DELTARUNE TOMORROW

June 3, 2025

In 1989 Trident Comics published a four-part comic titled St. Swithin’s Day.

St. Swithin’s Day follows an unnamed 19 year old who has decided to assassinate Margaret Thatcher. The comic follows him in the days leading up to the event. He steals, and later decides to throw away, a copy of Catcher in the Rye. He has a conversation with a woman in a cafe who only exists in his head. He sleeps in a maintenance train car. He dances to The La’s “There She Goes” in front of Karl Marx’s grave. He calls his mother, who begs him to come home and interview for a job at a grocery store. The morning of St Swithin’s Day he jumps in front of Margaret Thatcher, appearing as a madman reaching into his jacket pocket, "neurotic boy outsider" written proudly on his forehead. He pulls out nothing. He points his finger at her and simply says “bang” out loud and is promptly tackled by security. He rides home on the train, covered in bruises and less one tooth.

“It was worth it just to see her scared.”

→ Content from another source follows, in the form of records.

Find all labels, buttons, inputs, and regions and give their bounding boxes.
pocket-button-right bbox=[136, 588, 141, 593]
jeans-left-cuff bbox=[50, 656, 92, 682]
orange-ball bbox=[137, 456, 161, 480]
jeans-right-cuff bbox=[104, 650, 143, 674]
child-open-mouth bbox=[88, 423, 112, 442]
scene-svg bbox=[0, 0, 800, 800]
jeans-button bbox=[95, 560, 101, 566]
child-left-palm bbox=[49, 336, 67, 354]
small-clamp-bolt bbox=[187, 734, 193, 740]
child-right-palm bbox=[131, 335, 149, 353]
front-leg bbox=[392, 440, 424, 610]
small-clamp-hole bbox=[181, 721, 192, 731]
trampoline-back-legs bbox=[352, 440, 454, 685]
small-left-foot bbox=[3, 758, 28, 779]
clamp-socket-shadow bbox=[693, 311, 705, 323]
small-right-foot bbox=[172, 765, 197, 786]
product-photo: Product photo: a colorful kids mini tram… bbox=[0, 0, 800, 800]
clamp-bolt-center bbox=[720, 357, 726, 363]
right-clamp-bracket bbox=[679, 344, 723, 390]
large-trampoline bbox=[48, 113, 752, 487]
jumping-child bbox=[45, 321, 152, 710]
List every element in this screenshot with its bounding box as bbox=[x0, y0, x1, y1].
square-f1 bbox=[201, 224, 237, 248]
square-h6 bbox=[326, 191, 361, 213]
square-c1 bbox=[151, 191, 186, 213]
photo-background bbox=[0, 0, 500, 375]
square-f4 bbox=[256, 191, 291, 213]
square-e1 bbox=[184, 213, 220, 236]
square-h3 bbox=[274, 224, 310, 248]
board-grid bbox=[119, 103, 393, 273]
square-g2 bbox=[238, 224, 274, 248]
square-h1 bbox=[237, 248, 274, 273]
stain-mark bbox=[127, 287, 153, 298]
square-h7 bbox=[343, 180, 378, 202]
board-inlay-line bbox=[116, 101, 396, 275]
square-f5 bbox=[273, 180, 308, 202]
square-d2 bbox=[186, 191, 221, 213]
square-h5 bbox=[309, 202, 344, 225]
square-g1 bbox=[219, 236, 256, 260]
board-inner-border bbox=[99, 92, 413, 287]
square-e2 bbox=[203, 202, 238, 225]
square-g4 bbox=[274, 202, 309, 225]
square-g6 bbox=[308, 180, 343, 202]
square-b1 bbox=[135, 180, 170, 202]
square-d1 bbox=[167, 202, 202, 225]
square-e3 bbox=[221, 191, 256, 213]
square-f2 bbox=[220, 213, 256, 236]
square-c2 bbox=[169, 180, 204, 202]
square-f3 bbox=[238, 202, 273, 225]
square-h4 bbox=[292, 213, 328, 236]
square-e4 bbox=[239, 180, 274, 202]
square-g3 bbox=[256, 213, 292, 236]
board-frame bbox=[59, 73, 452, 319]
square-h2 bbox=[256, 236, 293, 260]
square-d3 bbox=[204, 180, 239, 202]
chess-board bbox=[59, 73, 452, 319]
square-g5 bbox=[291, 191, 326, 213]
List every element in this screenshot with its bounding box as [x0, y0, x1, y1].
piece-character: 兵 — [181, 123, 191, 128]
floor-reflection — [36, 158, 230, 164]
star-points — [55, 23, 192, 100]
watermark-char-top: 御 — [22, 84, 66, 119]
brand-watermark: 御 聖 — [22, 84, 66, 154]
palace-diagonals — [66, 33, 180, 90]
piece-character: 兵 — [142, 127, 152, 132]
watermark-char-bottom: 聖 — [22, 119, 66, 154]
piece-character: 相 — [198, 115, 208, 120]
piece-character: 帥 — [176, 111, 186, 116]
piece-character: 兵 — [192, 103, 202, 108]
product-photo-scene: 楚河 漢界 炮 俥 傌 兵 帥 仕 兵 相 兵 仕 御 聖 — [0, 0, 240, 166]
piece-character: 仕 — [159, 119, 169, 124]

St. Swithin’s Day was written by Grant Morrison, known for the incredibly metatextual first arc of Animal Man, as well as his run of Doom Patrol, The Invisibles, and All-Star Superman. He was part of the all-star lineup behind 52, the comic that got me into comics. It is illustrated by Paul Grist, an artist well-known for the series Kane. At least that’s what Wikipedia is telling me. I did not ever find the time to consume Grists’ other works, let alone study them as closely as I did Morrison’s, before deciding on my method of suicide.